Paul’s confidence that his readers would one day stand without guilt before the Lord did not rest on the Corinthians’ ability to persevere faithfully to the end. It rested on God’s ability and promises to preserve them. God had begun the good work of calling them into fellowship with His Son, and He would complete that work (cf. Philippians 1:6; 1 John 1:1-4).

". . . God is the subject of all the actions of the thanksgiving. And in every case that work is mediated by or focused on ’his Son Jesus Christ our Lord.’ Thus the christological emphasis that began in the salutation is carried through in an even more emphatic way in this introductory thanksgiving. Everything God has done, and will do, for the Corinthians is done expressly in ’Jesus Christ our Lord.’

"His concern here is to redirect their focus-from themselves to God and Christ and from an over-realized eschatology to a healthy awareness of the glory that is still future." [Note: Fee, p. 46.]

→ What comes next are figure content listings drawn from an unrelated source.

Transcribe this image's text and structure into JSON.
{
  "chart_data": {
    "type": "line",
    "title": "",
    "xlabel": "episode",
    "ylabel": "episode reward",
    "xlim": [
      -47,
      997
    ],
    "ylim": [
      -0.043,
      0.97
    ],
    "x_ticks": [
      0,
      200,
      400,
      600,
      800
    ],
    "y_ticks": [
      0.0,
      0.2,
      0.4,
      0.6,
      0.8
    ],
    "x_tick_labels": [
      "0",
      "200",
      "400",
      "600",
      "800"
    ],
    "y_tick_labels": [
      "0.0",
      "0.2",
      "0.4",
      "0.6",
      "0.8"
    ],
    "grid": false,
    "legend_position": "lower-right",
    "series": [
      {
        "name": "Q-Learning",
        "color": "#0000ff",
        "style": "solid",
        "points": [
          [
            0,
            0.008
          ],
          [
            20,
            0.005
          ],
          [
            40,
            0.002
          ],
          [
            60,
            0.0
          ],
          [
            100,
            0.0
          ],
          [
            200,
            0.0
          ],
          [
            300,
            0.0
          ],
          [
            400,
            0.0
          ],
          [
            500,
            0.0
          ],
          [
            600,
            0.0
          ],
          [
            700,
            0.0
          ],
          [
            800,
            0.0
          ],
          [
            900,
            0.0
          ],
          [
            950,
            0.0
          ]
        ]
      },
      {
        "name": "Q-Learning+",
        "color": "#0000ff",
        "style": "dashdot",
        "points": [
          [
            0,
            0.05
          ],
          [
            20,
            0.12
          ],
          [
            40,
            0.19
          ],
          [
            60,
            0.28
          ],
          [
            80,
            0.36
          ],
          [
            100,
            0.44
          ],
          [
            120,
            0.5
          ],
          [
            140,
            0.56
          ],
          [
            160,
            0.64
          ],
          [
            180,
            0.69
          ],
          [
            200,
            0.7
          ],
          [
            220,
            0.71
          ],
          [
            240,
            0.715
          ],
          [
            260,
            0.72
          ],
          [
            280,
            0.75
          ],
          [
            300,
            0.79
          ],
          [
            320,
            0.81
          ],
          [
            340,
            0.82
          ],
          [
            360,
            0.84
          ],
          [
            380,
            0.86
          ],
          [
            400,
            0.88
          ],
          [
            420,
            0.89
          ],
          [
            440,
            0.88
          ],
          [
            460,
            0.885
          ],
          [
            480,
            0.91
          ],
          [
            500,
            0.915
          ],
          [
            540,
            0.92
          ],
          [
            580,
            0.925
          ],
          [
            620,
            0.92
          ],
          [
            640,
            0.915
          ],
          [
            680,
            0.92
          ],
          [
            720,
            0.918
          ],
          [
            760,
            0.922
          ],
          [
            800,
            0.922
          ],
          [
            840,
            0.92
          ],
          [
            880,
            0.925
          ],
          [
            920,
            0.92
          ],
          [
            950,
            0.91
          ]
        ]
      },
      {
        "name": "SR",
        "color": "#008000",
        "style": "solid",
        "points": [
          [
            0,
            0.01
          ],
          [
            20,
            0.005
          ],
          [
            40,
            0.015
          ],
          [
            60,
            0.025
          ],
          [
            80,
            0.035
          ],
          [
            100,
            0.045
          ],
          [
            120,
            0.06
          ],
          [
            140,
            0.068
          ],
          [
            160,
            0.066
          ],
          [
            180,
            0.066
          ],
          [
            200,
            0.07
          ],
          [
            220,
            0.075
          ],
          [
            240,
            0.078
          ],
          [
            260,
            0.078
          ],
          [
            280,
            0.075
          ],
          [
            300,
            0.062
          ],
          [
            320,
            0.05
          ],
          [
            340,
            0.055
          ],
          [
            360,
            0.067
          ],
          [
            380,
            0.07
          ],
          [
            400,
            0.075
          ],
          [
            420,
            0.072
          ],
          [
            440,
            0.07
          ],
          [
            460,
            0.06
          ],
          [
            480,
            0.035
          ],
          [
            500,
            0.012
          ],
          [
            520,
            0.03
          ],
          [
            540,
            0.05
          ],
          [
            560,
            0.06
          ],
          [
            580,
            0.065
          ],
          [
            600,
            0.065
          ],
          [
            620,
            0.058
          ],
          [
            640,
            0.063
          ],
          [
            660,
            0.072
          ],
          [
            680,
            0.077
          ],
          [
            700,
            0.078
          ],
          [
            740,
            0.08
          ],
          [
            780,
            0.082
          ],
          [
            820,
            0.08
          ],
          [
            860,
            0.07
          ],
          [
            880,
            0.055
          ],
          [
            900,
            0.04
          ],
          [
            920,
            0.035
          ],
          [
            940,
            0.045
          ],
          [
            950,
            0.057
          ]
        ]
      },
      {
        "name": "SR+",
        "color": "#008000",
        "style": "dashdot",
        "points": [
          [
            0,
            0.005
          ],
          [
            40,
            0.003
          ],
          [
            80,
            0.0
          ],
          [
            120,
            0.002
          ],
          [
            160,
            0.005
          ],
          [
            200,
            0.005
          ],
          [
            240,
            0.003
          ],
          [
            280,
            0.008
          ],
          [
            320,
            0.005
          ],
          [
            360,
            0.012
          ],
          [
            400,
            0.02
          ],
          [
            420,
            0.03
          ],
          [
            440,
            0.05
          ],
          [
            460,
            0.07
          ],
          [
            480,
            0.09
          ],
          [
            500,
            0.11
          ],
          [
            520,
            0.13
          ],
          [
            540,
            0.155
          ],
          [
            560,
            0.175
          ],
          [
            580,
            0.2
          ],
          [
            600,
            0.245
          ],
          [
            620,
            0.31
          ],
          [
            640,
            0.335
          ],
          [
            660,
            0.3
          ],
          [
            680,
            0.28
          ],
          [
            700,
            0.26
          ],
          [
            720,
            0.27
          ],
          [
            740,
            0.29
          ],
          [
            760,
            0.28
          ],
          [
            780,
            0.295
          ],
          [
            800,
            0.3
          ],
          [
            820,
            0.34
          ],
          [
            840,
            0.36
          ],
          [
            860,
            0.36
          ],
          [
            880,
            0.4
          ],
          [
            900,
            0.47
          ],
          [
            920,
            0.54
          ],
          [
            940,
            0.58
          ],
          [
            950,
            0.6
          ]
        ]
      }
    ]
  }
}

An over-realized eschatology is an understanding of the future that stresses present realities to the exclusion of related future realities. For example, an over-realized view of the resurrection emphasizes the believer’s present spiritually resurrected condition to the exclusion of his or her future physical resurrection.

The apostle’s confidence in God as he expressed this in these verses (1 Corinthians 1:4-9) enabled him to deal with the problems in the Corinthian church optimistically and realistically. God was for the Corinthians. Now they needed to orient themselves properly toward Him.